Les locaux de l'Insep, le 5 avril 2024

Les locaux de l'Insep, le 5 avril 2024 - Icon/Firas Abdullah

L’Institut National du Sport, de l’Expertise et de la Performance (INSEP) fête ses 80 ans ce vendredi. Cet établissement d’excellence a accueilli des légendes du sport qui ont marqué les Français. Mais, niché au cœur du Bois de Vincennes, à l’Est de Paris, ce lieu reste méconnu du grand public. Sportifs de haut niveau, entraîneurs, témoins de l’histoire ou nouveaux arrivants, ceux qui connaissent l’INSEP sur le bout des doigts nous livrent les secrets de cette institution. 

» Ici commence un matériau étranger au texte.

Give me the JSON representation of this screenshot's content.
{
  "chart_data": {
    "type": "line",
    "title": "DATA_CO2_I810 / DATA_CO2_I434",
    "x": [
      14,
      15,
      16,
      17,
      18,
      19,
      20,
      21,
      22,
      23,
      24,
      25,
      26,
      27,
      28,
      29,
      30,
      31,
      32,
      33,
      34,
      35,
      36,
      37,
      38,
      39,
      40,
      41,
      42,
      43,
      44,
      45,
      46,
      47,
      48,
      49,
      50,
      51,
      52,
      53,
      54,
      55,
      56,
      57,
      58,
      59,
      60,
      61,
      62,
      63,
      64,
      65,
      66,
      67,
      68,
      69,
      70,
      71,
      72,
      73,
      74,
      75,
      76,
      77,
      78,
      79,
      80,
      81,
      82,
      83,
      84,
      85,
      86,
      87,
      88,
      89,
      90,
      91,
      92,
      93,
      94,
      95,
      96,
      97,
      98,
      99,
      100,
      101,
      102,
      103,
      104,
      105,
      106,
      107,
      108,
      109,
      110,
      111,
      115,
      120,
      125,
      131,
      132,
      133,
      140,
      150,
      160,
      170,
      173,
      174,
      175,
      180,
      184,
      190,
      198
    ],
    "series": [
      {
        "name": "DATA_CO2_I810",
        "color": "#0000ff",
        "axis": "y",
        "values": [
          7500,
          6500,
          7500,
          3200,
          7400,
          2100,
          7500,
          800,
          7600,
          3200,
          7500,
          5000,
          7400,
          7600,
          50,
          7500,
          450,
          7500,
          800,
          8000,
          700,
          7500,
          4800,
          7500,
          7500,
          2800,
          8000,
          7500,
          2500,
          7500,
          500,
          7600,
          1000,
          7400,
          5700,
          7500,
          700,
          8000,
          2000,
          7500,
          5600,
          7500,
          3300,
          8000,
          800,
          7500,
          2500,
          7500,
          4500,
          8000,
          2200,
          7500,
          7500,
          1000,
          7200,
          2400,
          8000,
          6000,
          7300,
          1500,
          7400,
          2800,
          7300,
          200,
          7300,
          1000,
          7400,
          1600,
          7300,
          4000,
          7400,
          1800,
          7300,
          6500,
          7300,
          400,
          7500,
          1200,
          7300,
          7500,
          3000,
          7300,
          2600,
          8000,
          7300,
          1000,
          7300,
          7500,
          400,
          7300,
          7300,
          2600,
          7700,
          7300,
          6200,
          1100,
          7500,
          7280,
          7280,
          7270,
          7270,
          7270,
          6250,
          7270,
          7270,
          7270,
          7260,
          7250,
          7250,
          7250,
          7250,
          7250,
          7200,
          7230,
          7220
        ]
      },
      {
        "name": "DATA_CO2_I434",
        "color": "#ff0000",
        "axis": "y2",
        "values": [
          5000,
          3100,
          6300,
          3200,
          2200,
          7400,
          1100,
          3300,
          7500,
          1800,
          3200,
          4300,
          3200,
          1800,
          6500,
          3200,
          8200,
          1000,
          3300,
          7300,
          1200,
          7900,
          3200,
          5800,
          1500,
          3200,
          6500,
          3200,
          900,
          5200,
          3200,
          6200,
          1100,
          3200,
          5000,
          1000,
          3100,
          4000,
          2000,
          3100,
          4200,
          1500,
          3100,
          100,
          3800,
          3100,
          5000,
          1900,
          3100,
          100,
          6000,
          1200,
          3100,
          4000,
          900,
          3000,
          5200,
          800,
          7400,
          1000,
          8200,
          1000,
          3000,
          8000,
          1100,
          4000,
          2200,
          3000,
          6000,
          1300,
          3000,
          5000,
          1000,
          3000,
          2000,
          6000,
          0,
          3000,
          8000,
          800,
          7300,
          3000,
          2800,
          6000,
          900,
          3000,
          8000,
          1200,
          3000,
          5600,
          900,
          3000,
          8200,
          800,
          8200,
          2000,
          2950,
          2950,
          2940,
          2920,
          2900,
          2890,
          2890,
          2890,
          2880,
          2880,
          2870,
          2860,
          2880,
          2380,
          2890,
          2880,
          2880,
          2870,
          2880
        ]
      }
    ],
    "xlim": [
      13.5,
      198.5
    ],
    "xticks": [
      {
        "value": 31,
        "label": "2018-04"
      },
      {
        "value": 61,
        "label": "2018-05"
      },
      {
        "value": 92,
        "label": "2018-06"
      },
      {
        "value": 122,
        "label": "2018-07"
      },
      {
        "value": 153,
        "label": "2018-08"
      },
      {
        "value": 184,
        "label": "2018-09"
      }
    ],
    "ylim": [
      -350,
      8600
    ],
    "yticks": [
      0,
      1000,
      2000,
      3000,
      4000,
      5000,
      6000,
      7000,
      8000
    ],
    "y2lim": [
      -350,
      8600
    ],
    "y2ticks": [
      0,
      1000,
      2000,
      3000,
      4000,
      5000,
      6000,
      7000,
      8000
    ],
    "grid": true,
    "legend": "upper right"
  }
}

C’est au cœur du Bois de Vincennes que s’entraînent, depuis 80 ans, les meilleurs sportifs français. Reconnaissable à ses bâtiments en brique rouge, l’INSEP impressionne par sa réputation. Presque tous les grands champions français y ont passé une partie de leur carrière. C’est le cas de Jimmy Gressier, fraîchement sacré champion du monde du 10.000 mètres

"Pour moi, l’INSEP, c'est le royaume des sports", affirme-t-il. "C’est aussi le temple de la course à pied, on a la chance d’avoir une halle couverte avec une piste de 340 mètres sur laquelle on est bien contents de pouvoir s’entraîner quand il pleut ou qu’il fait froid! Les infrastructures sont incroyables, pour moi, ce sont les meilleures infrastructures qu’on puisse avoir. Tout est réuni pour la performance. J'ai adoré être ici pendant toutes ces années, ça m'a vraiment aidé à passer un cap et à me structurer en tant que sportif mais aussi en tant qu'homme. Je suis très reconnaissant envers l'INSEP."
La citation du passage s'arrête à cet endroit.